確かに、上に立つものとして、下の者の不始末くらいは助けてやらんとな如何にプライベートとはいえ、助けてやるのが義理人情、まぁ、帰るついでだし毛ほども辛くはない
「任されよ」といっても、運べるのは二人が限界だな、どれとどれを運んでやろうか、選別をしていると「ほい」女将が両脇に抱えてきた、成程、これを運べと
運ぶやつのご尊顔はっと、ああ、成程、新顔か。
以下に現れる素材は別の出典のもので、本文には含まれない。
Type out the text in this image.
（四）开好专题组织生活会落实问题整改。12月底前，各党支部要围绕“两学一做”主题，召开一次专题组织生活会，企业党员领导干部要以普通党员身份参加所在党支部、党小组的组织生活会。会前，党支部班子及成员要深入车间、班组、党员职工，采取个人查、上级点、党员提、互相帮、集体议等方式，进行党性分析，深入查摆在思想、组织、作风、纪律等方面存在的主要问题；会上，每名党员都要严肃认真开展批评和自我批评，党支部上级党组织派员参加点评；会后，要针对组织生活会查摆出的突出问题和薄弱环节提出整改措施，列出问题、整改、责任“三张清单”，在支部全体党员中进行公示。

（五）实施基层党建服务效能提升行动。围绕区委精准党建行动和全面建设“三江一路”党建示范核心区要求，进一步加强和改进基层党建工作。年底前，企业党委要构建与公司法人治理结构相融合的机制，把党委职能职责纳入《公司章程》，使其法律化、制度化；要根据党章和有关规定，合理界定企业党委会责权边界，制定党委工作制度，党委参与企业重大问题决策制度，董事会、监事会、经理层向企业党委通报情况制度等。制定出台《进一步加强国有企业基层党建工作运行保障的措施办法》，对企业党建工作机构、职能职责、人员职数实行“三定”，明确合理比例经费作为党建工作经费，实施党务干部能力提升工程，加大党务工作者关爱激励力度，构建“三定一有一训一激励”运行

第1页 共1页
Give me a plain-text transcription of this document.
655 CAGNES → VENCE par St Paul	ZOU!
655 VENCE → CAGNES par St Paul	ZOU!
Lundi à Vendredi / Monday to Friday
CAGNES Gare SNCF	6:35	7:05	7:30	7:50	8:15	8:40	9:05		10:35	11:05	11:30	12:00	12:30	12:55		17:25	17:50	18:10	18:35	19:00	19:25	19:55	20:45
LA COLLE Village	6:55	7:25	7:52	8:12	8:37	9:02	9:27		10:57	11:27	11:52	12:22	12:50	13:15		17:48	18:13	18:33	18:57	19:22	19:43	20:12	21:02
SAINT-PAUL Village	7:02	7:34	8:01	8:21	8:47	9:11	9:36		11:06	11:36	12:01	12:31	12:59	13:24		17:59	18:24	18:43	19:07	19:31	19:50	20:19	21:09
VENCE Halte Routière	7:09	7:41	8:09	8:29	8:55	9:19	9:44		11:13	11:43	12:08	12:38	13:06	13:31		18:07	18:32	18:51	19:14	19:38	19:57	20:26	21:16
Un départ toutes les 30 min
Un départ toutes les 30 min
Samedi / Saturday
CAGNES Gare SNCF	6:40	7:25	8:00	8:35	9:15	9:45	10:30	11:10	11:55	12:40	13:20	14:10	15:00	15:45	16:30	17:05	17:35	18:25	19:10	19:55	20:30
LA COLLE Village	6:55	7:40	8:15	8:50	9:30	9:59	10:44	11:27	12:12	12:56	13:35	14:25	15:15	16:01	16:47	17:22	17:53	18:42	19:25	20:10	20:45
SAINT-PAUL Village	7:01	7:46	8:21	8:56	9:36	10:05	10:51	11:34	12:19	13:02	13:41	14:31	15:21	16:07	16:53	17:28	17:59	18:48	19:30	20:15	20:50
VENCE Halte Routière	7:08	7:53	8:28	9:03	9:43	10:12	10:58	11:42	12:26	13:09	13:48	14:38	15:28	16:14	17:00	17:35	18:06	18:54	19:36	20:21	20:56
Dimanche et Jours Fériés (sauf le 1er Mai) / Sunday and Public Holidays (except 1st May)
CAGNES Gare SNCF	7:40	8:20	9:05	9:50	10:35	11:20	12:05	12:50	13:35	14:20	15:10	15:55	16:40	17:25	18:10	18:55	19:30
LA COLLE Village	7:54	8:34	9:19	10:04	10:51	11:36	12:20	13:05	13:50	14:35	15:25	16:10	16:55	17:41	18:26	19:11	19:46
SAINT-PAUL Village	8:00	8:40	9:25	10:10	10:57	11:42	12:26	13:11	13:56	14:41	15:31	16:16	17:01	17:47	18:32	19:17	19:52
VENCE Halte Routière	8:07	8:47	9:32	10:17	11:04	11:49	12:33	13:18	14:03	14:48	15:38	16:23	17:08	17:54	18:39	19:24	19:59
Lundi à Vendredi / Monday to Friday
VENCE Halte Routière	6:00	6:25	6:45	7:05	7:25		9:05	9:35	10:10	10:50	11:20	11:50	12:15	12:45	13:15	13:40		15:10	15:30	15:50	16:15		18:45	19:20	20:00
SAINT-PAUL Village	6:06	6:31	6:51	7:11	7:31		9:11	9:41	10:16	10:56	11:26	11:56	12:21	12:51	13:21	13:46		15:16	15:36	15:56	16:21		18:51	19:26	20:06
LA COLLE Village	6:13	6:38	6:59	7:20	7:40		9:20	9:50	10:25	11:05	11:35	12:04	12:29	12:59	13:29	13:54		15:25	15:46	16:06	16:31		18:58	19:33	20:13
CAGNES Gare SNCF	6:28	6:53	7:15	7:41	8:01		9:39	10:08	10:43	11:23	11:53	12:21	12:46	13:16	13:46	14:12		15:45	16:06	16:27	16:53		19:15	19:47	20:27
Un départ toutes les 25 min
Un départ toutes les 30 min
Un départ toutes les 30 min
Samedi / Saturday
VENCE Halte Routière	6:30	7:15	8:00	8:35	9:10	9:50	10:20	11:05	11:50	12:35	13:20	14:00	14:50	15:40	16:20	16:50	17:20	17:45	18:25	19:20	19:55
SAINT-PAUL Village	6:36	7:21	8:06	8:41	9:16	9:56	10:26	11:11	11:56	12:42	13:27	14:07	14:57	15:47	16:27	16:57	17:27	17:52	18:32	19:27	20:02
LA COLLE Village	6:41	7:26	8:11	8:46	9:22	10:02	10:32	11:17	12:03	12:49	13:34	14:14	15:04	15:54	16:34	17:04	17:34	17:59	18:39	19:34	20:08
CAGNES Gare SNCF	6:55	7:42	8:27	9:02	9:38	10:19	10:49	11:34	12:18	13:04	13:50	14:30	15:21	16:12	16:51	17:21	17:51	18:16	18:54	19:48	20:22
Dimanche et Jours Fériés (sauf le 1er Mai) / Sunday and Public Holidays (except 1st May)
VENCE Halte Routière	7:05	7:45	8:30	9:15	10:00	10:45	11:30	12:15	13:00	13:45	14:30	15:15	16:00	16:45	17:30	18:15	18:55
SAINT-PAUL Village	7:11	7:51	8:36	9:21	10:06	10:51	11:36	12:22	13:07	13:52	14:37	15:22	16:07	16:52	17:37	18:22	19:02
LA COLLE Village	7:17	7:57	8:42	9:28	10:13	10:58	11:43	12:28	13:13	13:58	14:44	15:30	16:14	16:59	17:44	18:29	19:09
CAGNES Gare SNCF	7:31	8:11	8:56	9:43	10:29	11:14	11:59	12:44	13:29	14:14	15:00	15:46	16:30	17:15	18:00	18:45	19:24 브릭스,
ということは学生諸君だな、確かに、学生を放置するのは店的に面倒臭い、最初に甘やかすとついつい次もそうなってしまいかねないからな、っというか、学生諸君をここに連れてきた馬鹿者がしっかりと最後まで介抱して面倒を見てやるのが年長者としての矜持ではないのか?
私が訝しんでいると「こいつらは、新顔だろ?誰かに連れられてきたって感じじゃなくてな、ふらっと入ってきたんだよ」ほう、初手でこの店に辿り着けるとは運が良いな。
この店で潰れても医療チームが良く来る店だから、介抱してくれたりと助けに船になることが多いからな。
当然、助けてもらったやつはしっかりと、謝礼を医療チームに持ってこないといけない暗黙のルールがあるが、新顔は知らないだろうから、後で、人伝で教えてやるか
両脇にわっぱを抱えながら店を出ていく。出る際に「またおいでー」と女将の声が聞こえてきた、もちろんさ、何度でも、死ぬまでは通ってやるさ。
長生きしろよ筋肉レディ
・・・ちなみに独身かどうかは知らない、風の噂だと、子供がいるらしい、アレを抱ける猛者が居ることに私の脳みそはそこから先の思考を拒否している。
わっぱを適当な仮眠室のベッドに放り込んでっと、気になる事があるから、それを取りに行くか。
仮眠室に置かれていた手紙を確認する、なんだ、姫様からのお便りだったか、それはそれは、
新しい発明でも出来たのかな?手伝いだったらいくらでもしますよ姫。
未開封の手紙を片手に、月明かりがきれいな兵舎のベランダにあるベンチでゆったりと夜を堪能しますか
明日もまた、色々と激務がまっているしな、、、心の平穏は明日への活力さ。